A frequência da rádio eram os espaços públicos de São Paulo, onde parava sua Kombi com um sistema de som robusto. Era comum ver diversas pessoas em volta da Kombi para ouvir um case musical repleto de novidades, inclusive com algumas produções da própria DJ. Sonia chegou a ganhar um Globo de Ouro pela música “Automatic Lover”, de D.D.Jackson, a primeira música eletrônica do Brasil.
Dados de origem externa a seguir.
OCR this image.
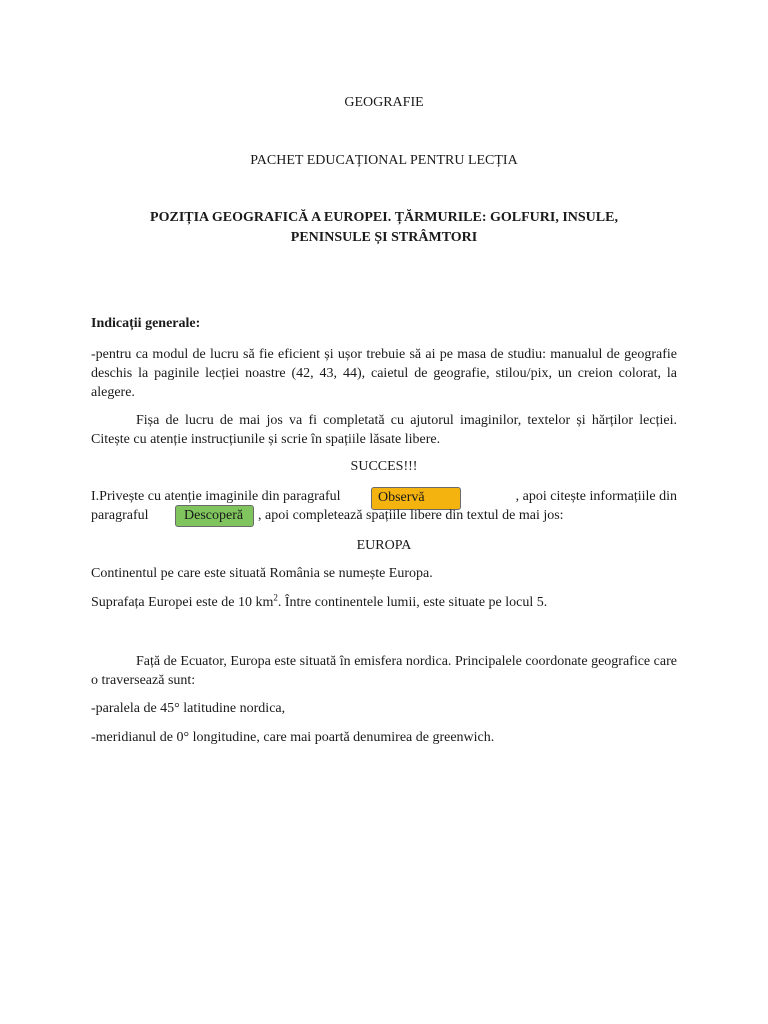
GEOGRAFIE
PACHET EDUCAȚIONAL PENTRU LECȚIA
POZIȚIA GEOGRAFICĂ A EUROPEI. ȚĂRMURILE: GOLFURI, INSULE,
PENINSULE ȘI STRÂMTORI
Indicații generale:
-pentru ca modul de lucru să fie eficient și ușor trebuie să ai pe masa de studiu: manualul de geografie deschis la paginile lecției noastre (42, 43, 44), caietul de geografie, stilou/pix, un creion colorat, la alegere.
Fișa de lucru de mai jos va fi completată cu ajutorul imaginilor, textelor și hărților lecției. Citește cu atenție instrucțiunile și scrie în spațiile lăsate libere.
SUCCES!!!
I.Privește cu atenție imaginile din paragraful	, apoi citește informațiile din
Observă
paragraful	Descoperă	, apoi completează spațiile libere din textul de mai jos:
EUROPA
Continentul pe care este situată România se numește Europa.
Suprafața Europei este de 10 $km^2$. Între continentele lumii, este situate pe locul 5.
Față de Ecuator, Europa este situată în emisfera nordica. Principalele coordonate geografice care o traversează sunt:
-paralela de 45° latitudine nordica,
-meridianul de 0° longitudine, care mai poartă denumirea de greenwich.
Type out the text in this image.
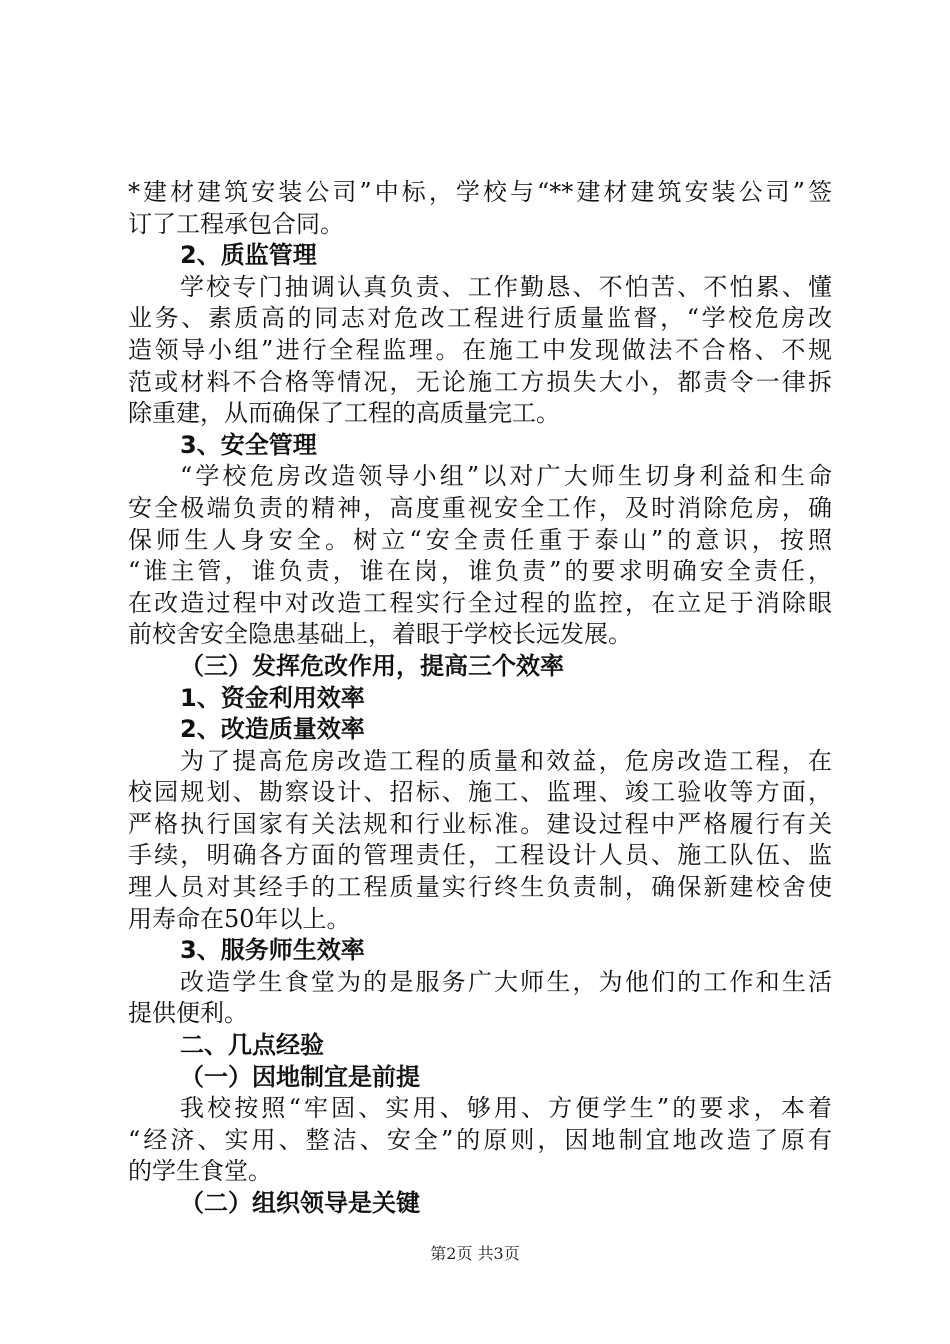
*建材建筑安装公司”中标，学校与“**建材建筑安装公司”签
订了工程承包合同。
2、质监管理
学校专门抽调认真负责、工作勤恳、不怕苦、不怕累、懂
业务、素质高的同志对危改工程进行质量监督，“学校危房改
造领导小组”进行全程监理。在施工中发现做法不合格、不规
范或材料不合格等情况，无论施工方损失大小，都责令一律拆
除重建，从而确保了工程的高质量完工。
3、安全管理
“学校危房改造领导小组”以对广大师生切身利益和生命
安全极端负责的精神，高度重视安全工作，及时消除危房，确
保师生人身安全。树立“安全责任重于泰山”的意识，按照
“谁主管，谁负责，谁在岗，谁负责”的要求明确安全责任，
在改造过程中对改造工程实行全过程的监控，在立足于消除眼
前校舍安全隐患基础上，着眼于学校长远发展。
（三）发挥危改作用，提高三个效率
1、资金利用效率
2、改造质量效率
为了提高危房改造工程的质量和效益，危房改造工程，在
校园规划、勘察设计、招标、施工、监理、竣工验收等方面，
严格执行国家有关法规和行业标准。建设过程中严格履行有关
手续，明确各方面的管理责任，工程设计人员、施工队伍、监
理人员对其经手的工程质量实行终生负责制，确保新建校舍使
用寿命在50年以上。
3、服务师生效率
改造学生食堂为的是服务广大师生，为他们的工作和生活
提供便利。
二、几点经验
（一）因地制宜是前提
我校按照“牢固、实用、够用、方便学生”的要求，本着
“经济、实用、整洁、安全”的原则，因地制宜地改造了原有
的学生食堂。
（二）组织领导是关键
第2页 共3页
Com o sucesso, a rádio ambulantes virou programa nas rádios tradicionais, um deles — Ondas Tropicais – A Música do Quarto Mundo — foi responsável pela popularização da World Music. Esse programa influenciou Sonia a criar sua própria banda do gênero, que contava com 22 integrantes
Foram diversos os feitos de Sonia Abreu, ela lançou inúmeras canções, divulgou vários artistas e antecipou tendências em seus 50 anos de carreira. Os detalhes dessa brilhante carreira foram contados em sua biografia, escritas pelos jornalistas Alexandre Melo e Claudia Assef, lançada em 2019. O nome da sua biografia não poderia ser outro, que não fosse o nome de sua querida rádio, Ondas Tropicais.
Recentemente Sonia foi homenageada pela prefeitura de São Paulo, que inaugurou a Galeria do DJ Sonia Abreu, o espaço foi idealizado pelo Secretário de Cultura da Cidade de São Paulo Alê Youssef, e pela coordenadora do Centro Cultural Olido, Claudia Assef, e conta com peças de Sonia Abreu, além de outros itens. O projeto teve ajuda de mais de 100 DJs de São Paulo.
Sonia Abreu foi pioneira e inovadora, seja como radialista, produtora, cantora ou programadora musical, nos deixou esse grande trabalho que foi o Ondas Tropicais, e com isso ela sempre fará parte da história musical do nosso país.